M.S.105: Bildiğimiz haliyle kâğıt Çinli bir askeri mahkeme memuru olan Ts’ai Lun tarafından bulunmuştur. İnanışa göre Ts’ai, dut kütüğünü, karışımı ve ufak bez parçalarını suyla karıştırmış bu karışımı ezerek bir kâğıt hamuru haline getirmiş, suyunu çıkararak incelttiği karışımı güneşte kurumaya bırakmıştır. Böylelikle kâğıt doğmuş olup, bu mütevazı karışım insanoğlunun en harika iletişim inkılâplarından birini oluşturmuştur. Böylelikle Çin ‘de edebiyat ve sanat adeta parlamıştır.
M.S. 610: Kâğıt sanatı Budist rahipler tarafından Japonya ‘ya yayılmaya başlamıştır. Kâğıt yapımı Japon kültürünün en önemli parçası haline gelmiş ve yazı yazmak, yelpaze, elbise, kukla yapımında kullanılmış ve evlerinin en önemli parçasını oluşturmuştur. Ayrıca kalıp baskı tekniği ilk kez Japonlar tarafından kullanılmıştır.

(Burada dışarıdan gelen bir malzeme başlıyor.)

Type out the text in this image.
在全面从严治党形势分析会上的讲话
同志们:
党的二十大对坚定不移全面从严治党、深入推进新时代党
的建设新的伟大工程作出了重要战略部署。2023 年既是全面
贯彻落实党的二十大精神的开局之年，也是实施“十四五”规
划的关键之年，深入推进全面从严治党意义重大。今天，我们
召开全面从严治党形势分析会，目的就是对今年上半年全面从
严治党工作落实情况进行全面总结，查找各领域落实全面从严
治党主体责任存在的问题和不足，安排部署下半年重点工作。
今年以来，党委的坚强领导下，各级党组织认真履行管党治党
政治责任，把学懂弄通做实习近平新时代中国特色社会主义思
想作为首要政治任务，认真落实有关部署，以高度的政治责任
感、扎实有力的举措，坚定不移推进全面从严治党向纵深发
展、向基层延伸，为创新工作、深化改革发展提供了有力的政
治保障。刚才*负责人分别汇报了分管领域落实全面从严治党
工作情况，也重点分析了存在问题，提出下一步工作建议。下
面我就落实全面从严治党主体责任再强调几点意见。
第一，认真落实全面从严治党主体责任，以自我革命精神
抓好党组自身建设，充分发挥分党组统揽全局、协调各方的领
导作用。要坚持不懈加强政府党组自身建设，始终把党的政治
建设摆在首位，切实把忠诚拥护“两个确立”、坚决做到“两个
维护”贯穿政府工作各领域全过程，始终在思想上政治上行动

M.S.751: Semerkant, Çin ve Arap orduları barış içinde ticaretin sürdüğü onlarca yıldan sonra çarpışmaya başladılar. Çinliler bozguna uğratılmış ve çoğu esir alınmıştır. Mahkûmlar arasında bulunan kâğıt üreticileri özgürlüğün karşılığında, Araplara kâğıt üretiminin sırlarını öğreterek anlaşma girişimlerinde bulunmuşlardır.
M.S.1009: Kâğıdın Araplardan Avrupa’ya geçmesi yaklaşık 400 yıl aldı. Avrupa’da ilk kâğıt imalathanesi Xativa, İspanya’da Araplar tarafından kuruldu. Burada kâğıt üretimi Fas yönetiminde 1244 yılında Avrupa orduları onları dışarı atana kadar sürdü. Daha sonra kâğıt üretimi Hıristiyan Avrupa’sında kademe kademe yayılmaya başladı.
M.S. 1250: İtalya en büyük kâğıt üreticisi haline geliyor. İtalyanlar etkin bir şekilde ürettikleri kâğıdı büyük miktarlarda ihraç ederek uzun yıllar Avrupa pazarını yönlendirmişlerdir.
M.S.1338 – 1470: Kutsal metinleri için Fransız rahipleri kâğıt üretimine başlar. Fransa kısa zamanda bu yeni teknolojiye adapte olur ve kendi kendine yeter. Rekabetçi bir kâğıt üreticisi haline gelir.
M.S.1411: Almanya’da kurulan ilk kâğıt imalathanesi, İtalyanların yardımıyla un imalathanesinden dönüştürülmüştür. Zamanla Almanya, sanatı geliştirerek, piyasada bulunan en iyi kâğıtları yapmıştır.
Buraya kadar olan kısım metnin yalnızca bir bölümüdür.